Karbala health department director Salih al-Hasnawi said 98 were confirmed dead, but predicted that figure would likely rise because there were 12 bags of human remains. He also said a quarter of the 230 wounded were in severe condition.
Iraqi Health Minister Khudyar Abbas in Baghdad, however, put the Kazimiya death toll at 70 and the Karbala toll at 115 a total of 185. But the U.S. official said 32 people were killed in Baghdad and 85 at Karbala, for a total of 117.
As casualties poured in after the blasts, Al-Hussein hospital Karbala's only one was "initially overwhelmed," Nasrullah said. "But supplies came in from around the country, as well as aid from Kuwait."
The coalition official, speaking on condition of anonymity, said 15 people were detained in Karbala after the blasts, nine of them in Iraqi custody. The others, held by coalition forces, included four Farsi speakers thought to be Iranians, the official said. An estimated 100,000 Iranians were believed to have come to Iraq for Ashoura.
Outside Kazimiya, the main Shiite holy site in Baghdad, mourners also searched through lists of the dead. Others carried the dead in wooden boxes, one draped with the flag of Iraq, another with the Islamic green flag of martyrdom.
The attacks forced the delay of a key milestone in the U.S. handover schedule the planned Thursday signing of an interim constitution. Iraq's top U.S. administrator L. Paul Bremer said the signing would be delayed as the Governing Council declared a three-day mourning period.

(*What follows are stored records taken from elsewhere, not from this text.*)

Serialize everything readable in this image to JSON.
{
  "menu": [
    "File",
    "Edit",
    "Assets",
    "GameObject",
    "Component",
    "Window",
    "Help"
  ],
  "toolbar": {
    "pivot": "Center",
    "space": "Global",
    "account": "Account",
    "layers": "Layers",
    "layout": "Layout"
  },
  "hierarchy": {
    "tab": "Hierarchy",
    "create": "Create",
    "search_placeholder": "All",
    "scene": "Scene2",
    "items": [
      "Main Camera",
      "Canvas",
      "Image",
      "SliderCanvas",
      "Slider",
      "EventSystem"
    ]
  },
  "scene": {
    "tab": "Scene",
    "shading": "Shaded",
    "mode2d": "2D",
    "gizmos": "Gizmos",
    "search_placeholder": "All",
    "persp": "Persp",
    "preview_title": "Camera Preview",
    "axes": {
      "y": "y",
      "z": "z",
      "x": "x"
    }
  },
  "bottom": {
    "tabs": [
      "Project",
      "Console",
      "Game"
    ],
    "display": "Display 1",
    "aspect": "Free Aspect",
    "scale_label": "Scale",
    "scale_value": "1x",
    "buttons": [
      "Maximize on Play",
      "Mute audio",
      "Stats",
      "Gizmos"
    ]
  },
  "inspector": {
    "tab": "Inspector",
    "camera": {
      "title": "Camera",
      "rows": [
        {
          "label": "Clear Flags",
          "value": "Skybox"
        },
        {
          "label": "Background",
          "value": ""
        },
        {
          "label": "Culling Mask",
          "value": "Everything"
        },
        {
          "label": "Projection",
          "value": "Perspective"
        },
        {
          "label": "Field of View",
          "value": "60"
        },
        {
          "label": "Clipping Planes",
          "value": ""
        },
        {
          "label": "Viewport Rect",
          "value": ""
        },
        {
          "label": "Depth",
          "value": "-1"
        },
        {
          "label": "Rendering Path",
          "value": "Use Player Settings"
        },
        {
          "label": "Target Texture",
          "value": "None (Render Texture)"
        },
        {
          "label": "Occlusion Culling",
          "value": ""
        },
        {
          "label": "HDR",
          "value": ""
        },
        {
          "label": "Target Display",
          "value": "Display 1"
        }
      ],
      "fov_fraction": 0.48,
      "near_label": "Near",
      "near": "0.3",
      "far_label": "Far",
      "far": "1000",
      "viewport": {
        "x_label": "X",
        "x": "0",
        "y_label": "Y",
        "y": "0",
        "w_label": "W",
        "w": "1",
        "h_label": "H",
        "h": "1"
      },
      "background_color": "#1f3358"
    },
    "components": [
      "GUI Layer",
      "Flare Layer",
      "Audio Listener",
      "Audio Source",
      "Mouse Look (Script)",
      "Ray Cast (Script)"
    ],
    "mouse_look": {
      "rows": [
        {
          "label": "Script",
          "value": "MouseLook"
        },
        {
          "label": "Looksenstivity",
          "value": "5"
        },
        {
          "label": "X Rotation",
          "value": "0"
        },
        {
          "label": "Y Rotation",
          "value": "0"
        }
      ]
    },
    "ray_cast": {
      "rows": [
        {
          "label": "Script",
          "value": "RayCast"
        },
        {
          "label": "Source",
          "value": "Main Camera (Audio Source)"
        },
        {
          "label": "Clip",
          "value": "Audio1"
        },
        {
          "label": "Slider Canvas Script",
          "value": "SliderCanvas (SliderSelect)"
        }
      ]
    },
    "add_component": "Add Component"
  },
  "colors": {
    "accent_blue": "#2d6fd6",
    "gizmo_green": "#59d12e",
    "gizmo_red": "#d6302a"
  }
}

Britain's envoy in Iraq, Jeremy Greenstock, predicted coalition troops would likely remain in Iraq at least two more years after the transfer of power this summer. Greenstock compared the Iraq mission to the Balkans, where a one-year operation launched in 1995 is still underway.
"But as in the Balkans we need to be around always for longer than we originally planned," Greenstock told the British Broadcasting Corp. "We've got a job to do and we're going to finish it."
U.S. and Iraqi officials, meanwhile, tried to get a clearer picture of how the well-organized, near-simultaneous attacks were carried out at Kazimiya and Karbala's Imam Hussein shrine.
The scene was horrific at the golden-domed shrines torn bodies littered the streets amid pools of blood. Shaken witnesses had varying accounts of what happened.
Two or three suicide bombers detonated the explosives strapped to their bodies at Kazimiya, the coalition official said. Earlier reports that a fourth bomber was captured turned out to be incorrect, the official said.
In Karbala, there was apparently one suicide bomber and several sets of explosives brought to the site on wooden carts, frequently used to bring supplies to pilgrims or ferry the elderly between holy sites, the official said.